Para os consumidores ouvidos pela consultoria de dados PiniOn, em fevereiro, o que mais pesa na escolha hoje é o valor final do pedido e o valor das taxas, sendo que os intervalos de taxas de entrega mais aceitáveis entre os respondentes varia entre R$ 4,99 e R$ 8,49.
Somente 5% dos consumidores aceitariam pagar valores acima dos R$ 12 na taxa de entrega.
Os dados devem servir como base para a estratégia de debate das plataformas nas discussões sobre a regulamentação do trabalho por aplicativos. Um dos pontos discutidos no Congresso envolve a implementação de um valor mínimo destinado aos entregadores. Não há consenso nas discussões, mas o valor pode chegar a R$ 10 por entrega com R$ 2,50 por km adicional.
Segundo o levantamento da PiniOn, somente 16,4% dos consumidores manteriam a frequência de uso caso os pedidos encareçam.
Hoje, 56,4% dos clientes que já desistiram de finalizar os pedidos nas plataformas indicam que o preço final foi o componente principal, sendo que a taxa de entrega foi indicada como uma das principais travas.
A consultoria ouviu 1.533 consumidores de todas as regiões do país e descobriu que 35,2% dos respondentes gostariam de pedir mais pelas plataformas de delivery. Desse grupo, 64,2% apontam motivos financeiros como razão para não pedirem com a frequência desejada.
Neste sentido, mais promoções e descontos, frete grátis e preços mais baixos nos estabelecimentos foram apontados como fatores de aumento do uso dos apps.
O iFood avalia que o aumento do valor dos pedidos não se traduz em maior renda para o entregador, mas pode gerar ociosidade e perda de postos de trabalhos digitais. Além disso, existe o entendimento de que o serviço possa ficar mais elitizado, com maior desistência de pedidos por parte da classe C, que hoje já é mais intolerante a pagar taxas altas.
Um detalhe curioso do levantamento é a divisão por espectro político: entre os consumidores de esquerda, a maior parte aceita pagar valores entre R$ 4,99 e R$ 8,49 nos pedidos atualmente, porém somente 3,5% aceita valores acima dos R$ 12 —o menor entre os respondentes.
Entre os eleitores de direita, o maior destaque é a parcela que não paga taxa de entrega (19,8%).
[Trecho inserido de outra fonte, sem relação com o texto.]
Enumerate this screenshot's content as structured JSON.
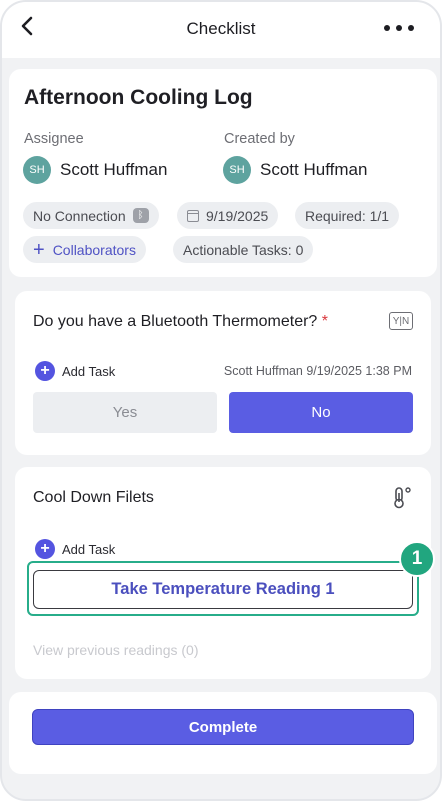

Nas faixas intermediárias, os índices são semelhantes aos da esquerda, e 5,6% afirmam pagar mais de R$ 12.
PAGAMENTOS PARCELADOS
Outro levantamento do iFood indicou que os pagamentos parcelados via cartão de crédito na plataforma entre os meses de dezembro e janeiro mais do que duplicaram em relação aos dois meses anteriores, chegando a 1,3 milhões de pedidos.
Inicialmente, o iFood Pago estava disponível para compras de mercados e farmácias, mas foi ampliado para os restaurantes. A companhia afirma que a modalidade reforçou a ideia de necessidade de crédito por parte dos consumidores, que têm por hábito a diluição de custos para viabilizar compras e manter o equilíbrio do planejamento financeiro mensal.